Top-four finish can happen for likely lads - 7M sport

Top-four finish can happen for likely lads

Posted Sunday, December 27, 2009 by The Independent

As Liverpool stumble and others leap ahead of them, the possibility grows that this will finally be the season when the top four teams in the Premier League cannot be predicted with customary certainty. For all Manchester City's money and Tottenham's promise, Aston Villa under Martin O'Neill have often looked the most likely lads, which makes today's game at Arsenal a key fixture and the lessons of last season pivotal.

There are two aspects to breaking the mould, statistical and psychological, and when it mattered Villa could not manage either. Optimism was engendered in November last year after a deserved 2-0 win at Arsenal, beginning a long unbeaten run that propelled them into third place in early February. Villa were the team of the moment – Fabio Capello recognising it by naming six of them in his England squad – but the moment passed with alarming speed. From sitting seven points clear of the fifth-placed team (Arsenal), they were unable to win a game in any competition until May and had to be content with finishing sixth and relegating Newcastle on the final day of the campaign.

O'Neill believes his key players simply ran out of steam and could not be replaced from a squad of insufficient depth. When he tried, the result was failure all round, a team full of reserves going out of the Uefa Cup in Moscow and the first team throwing away a two-goal lead at home to Stoke. But heavy summer recruitment backed by the American owner Randy Lerner (despite reluctantly losing Gareth Barry) has offered greater options and Villa will soon reach the crunch where the manager employs them.

The word "rotation" is about to be heard more often from the voluble Irishman, because it is at last an option. "Yes, there is definitely a feeling that it is a squad system now," O'Neill agreed at the club's training ground in midweek.

"Top sides rotate and generally they get it right. What I have at Villa is a squad of players who genuinely want to play every week. But there is an acceptance now, [when] even the top quality players, who would be in other sides, are sitting in the stand.
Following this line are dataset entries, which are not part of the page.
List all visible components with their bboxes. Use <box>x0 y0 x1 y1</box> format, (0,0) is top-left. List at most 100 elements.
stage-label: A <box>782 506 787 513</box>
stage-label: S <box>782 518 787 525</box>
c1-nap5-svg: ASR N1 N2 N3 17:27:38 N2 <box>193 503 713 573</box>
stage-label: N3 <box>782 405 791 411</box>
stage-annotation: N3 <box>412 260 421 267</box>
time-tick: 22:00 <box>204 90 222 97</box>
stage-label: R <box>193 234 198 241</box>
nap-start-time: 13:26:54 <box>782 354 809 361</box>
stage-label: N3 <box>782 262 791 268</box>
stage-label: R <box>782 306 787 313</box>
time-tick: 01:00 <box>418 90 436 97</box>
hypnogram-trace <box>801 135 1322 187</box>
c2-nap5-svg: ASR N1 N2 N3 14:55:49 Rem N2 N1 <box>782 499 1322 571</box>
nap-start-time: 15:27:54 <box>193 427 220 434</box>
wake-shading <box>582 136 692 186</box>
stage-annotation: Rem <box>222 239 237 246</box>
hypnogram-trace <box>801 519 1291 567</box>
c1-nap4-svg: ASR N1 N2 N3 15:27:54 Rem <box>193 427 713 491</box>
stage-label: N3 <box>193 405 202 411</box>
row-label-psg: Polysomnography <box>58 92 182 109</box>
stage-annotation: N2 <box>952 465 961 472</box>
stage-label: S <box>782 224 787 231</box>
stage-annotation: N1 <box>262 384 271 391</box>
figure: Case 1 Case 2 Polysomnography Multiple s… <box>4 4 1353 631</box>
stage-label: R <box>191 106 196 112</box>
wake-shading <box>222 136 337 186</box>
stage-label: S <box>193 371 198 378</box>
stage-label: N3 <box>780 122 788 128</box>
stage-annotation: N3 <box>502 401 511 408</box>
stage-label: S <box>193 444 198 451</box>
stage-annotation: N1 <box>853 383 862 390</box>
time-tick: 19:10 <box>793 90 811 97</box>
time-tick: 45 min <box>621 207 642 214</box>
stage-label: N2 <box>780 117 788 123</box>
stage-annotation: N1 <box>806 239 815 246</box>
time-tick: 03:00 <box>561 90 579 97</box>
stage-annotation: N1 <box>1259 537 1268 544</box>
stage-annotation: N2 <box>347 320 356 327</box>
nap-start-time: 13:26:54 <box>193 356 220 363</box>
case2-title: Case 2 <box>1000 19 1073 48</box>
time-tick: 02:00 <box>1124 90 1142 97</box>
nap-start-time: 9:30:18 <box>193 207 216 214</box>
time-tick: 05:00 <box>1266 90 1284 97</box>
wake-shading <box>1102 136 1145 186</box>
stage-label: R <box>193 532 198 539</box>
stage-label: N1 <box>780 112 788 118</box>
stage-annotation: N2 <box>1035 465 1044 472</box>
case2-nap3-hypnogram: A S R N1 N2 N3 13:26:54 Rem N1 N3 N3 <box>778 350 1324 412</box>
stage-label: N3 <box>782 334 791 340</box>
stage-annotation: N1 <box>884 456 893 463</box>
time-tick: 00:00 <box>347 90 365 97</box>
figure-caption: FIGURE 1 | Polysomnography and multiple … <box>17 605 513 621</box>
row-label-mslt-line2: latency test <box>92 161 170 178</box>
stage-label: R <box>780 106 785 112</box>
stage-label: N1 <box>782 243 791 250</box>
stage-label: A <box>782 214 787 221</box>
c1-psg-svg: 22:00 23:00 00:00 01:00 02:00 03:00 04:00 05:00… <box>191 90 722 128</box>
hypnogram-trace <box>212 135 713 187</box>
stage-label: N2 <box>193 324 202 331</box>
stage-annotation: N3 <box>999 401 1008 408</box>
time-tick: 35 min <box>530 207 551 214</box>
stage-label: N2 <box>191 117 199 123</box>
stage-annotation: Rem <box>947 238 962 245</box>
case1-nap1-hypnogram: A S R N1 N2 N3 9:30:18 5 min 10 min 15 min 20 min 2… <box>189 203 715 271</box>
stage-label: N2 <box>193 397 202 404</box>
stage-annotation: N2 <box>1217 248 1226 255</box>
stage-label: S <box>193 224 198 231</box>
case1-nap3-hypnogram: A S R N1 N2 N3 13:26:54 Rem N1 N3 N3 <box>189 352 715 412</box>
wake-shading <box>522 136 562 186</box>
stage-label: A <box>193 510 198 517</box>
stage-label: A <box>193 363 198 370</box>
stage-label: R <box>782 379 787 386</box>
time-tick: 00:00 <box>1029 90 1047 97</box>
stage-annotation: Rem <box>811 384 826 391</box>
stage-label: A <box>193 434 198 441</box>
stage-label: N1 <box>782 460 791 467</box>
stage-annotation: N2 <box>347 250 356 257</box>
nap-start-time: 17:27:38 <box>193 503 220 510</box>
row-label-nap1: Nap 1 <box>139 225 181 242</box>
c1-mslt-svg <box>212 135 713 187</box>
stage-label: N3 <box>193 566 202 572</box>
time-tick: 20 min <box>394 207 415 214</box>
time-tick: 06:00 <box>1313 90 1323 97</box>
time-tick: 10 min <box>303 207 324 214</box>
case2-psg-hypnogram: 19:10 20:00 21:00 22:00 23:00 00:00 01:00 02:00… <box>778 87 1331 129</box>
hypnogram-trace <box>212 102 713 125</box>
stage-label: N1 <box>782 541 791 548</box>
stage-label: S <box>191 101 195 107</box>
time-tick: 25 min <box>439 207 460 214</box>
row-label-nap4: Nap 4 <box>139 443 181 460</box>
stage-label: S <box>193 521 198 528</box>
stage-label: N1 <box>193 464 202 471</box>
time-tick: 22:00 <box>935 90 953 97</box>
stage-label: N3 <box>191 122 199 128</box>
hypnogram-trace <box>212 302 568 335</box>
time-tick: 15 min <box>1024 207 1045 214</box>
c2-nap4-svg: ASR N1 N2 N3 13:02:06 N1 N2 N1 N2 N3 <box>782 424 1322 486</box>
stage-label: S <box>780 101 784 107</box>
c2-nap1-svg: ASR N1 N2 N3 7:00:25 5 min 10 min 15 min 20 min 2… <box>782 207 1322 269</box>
I remember going to watch Manchester United v Wigan and the quality of the players sitting two rows in front of me watching the game was kind of frightening. We have not reached that yet, but I accept the point that we are gathering a bit of momentum and the rotation policy will have to come into play at some stage and it is a case of when you choose to do that."
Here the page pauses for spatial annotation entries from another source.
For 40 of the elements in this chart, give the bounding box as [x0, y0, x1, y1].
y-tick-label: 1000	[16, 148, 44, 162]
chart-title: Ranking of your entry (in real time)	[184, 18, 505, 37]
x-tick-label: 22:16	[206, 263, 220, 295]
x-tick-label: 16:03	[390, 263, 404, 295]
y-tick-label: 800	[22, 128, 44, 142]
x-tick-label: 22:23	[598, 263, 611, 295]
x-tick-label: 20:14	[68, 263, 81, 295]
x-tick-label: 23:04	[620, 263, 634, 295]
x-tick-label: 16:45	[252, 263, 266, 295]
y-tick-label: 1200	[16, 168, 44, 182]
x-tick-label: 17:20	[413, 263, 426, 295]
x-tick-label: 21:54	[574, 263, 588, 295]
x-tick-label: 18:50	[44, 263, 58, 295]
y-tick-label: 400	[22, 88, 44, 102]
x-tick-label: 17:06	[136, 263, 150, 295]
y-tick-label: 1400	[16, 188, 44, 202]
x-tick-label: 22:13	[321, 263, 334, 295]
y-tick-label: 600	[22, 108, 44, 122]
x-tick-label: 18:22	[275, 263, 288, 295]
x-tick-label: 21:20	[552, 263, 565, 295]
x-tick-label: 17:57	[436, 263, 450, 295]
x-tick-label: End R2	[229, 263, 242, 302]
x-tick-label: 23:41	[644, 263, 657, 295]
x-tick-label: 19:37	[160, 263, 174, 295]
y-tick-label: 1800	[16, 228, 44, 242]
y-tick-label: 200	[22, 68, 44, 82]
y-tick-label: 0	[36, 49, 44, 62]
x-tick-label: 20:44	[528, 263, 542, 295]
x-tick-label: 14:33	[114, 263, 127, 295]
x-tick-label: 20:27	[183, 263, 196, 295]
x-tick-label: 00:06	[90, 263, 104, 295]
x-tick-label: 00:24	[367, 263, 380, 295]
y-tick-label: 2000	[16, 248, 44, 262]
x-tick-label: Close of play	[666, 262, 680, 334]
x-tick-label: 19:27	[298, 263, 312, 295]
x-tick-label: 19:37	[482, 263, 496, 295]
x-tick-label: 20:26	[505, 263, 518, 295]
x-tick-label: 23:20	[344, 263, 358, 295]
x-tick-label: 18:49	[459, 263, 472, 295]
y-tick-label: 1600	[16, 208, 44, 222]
Christmas would seem an obvious time. Arsenal, coincidentally, were the opposition on Boxing Day last year for an exciting 2-2 draw at Villa Park, after which O'Neill sent out the same players against Hull for a fortunate late win four days later. This time he can freshen up the team with greater confidence when Liverpool are the visitors on Tuesday.

It is a second critical fixture in quick succession, the omens for which are good. Whereas that win at the Emirates last season became the only one in a run of 14 games against the acknowledged big four clubs, this season the record is impeccable: 3-1 at Anfield in August, 2-1 against Chelsea in October and then the stunning 1-0 success at Old Trafford.

O'Neill acknowledges that there is a psychological value, while remaining cautious about how far it will take them: "At the start of the season everyone would have still picked the same top four. We have shown we can compete and win against these teams, but you have to do that more regularly. That applies to us, Spurs, Everton and Man City. Maybe it is because those top sides are capable of winning on a bad day. They can pull the result around and win games. We had a great win at Old Trafford, expectation rises, then if we'd lost at Sunderland people would say that we could not sustain it. We went again against Stoke and took a chance and won the game. Last year we might not have been strong enough to do that. We have gained a wee bit of mental strength, whether we can sustain that is in the lap of the gods."

One defeat from 14 games in all competitions – in the last minute at West Ham – says those gods are smiling on Villa Park; but the next three days are crucial.